138 The program uses fig2dev to transform FIG files to PDF or PS.
139
140 If you supply UTR and CDS coords files, then the genes are displayed
141 first, along the top. Alternatively spliced genes are shown on
142 different rows, stacked vertically. The CDS regions (i.e., the
143 protein coding portions of exons) are diplayed in light green and the
144 5'end and 3'end UTR's are in different colors. (For details, please
145 see the legend in the left corner below the graphic.)
146
147 The reference seq is displayed in light blue, and on a row imediately
148 below it are shown the alignment matches.
149
150 The alignment matches are displayed again in vertical positions
151 depending on the percent identity (PID) of each match, ranging from
152 50% to 100%. Matches with PID< 50% (if any are included in the input
153 file) are considered to have PID=50%. For better visualization, the
154 connecting lines between matches are colored differently, using
155 randomly chosen colors, from one query seq to the next.
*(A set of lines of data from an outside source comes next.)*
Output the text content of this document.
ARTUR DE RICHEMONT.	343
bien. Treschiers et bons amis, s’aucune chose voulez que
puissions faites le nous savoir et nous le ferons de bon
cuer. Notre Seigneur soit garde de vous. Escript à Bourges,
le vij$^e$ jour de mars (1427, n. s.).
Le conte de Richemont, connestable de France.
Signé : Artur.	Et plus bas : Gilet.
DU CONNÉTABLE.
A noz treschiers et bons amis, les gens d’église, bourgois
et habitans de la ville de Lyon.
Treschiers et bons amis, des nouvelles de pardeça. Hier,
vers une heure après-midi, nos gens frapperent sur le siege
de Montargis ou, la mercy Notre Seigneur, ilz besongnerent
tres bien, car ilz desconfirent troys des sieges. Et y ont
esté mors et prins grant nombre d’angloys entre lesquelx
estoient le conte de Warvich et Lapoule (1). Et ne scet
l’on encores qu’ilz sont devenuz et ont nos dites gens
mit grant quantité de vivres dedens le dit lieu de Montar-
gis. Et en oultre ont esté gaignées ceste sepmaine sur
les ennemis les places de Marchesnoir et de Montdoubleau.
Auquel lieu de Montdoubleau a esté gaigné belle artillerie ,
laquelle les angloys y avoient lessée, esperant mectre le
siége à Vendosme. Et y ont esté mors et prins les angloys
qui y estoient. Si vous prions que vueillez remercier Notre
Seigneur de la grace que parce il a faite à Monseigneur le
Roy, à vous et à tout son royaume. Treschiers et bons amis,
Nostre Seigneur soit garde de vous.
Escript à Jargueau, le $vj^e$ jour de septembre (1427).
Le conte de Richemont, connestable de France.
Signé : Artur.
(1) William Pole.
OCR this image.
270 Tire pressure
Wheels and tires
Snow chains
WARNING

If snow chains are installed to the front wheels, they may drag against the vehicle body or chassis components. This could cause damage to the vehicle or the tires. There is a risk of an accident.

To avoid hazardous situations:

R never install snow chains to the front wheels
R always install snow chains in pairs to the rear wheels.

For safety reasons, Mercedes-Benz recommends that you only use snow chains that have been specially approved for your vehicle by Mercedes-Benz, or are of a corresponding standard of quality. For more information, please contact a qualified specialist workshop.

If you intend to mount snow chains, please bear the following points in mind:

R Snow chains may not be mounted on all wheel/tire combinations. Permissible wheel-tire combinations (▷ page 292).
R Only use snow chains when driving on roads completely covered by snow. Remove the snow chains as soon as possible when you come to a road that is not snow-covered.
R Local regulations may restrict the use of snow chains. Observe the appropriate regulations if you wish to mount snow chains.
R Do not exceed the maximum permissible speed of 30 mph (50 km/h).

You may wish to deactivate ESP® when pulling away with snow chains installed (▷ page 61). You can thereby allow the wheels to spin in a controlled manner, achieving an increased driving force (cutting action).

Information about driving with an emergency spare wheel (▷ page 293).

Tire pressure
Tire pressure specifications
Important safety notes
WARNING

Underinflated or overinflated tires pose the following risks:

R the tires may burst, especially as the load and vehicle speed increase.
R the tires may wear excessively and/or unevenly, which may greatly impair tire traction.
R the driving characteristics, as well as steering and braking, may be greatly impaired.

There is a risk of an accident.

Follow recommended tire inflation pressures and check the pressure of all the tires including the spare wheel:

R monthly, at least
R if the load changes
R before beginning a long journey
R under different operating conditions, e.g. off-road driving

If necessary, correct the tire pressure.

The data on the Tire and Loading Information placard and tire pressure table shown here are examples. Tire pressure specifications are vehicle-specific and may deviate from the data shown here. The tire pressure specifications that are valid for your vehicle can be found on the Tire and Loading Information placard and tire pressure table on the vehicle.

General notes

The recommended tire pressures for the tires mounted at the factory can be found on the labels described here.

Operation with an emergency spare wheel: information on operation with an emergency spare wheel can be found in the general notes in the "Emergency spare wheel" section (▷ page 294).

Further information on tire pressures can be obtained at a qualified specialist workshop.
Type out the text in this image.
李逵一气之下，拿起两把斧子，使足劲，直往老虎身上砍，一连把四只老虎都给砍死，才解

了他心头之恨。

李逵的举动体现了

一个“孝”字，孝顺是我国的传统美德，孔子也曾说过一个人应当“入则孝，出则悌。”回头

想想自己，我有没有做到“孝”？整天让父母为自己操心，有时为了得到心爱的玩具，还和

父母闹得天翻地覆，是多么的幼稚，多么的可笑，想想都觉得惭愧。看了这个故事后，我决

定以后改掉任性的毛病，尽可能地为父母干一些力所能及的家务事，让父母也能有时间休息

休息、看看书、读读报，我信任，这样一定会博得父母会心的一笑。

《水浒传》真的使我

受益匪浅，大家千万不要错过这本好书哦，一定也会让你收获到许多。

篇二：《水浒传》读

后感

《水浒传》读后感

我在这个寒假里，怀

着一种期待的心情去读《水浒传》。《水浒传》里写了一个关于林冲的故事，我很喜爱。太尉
If
156 these connecting lines are crossed, it indicates that the sequence
157 has been reverse complemented to achieve the match; however, note that
158 if a sequence is similar at both the protein and DNA level, we often
159 detect matches in multiple reading frames. NUCmer and PROmer have options
160 to display only one match when matches occur in multiple frames, but they
161 don't always choose the correct orientation.
162
163 6. KNOWN PROBLEMS
164 --------------
165
166 There is a known problem with the PDF files. Fig2dev has problems if
167 the FIG file is too big. It will constantly export that file into a
168 PDF with errors. We recomend using the PS format for files that are
169 very big, or else breaking the files up using the -n option above.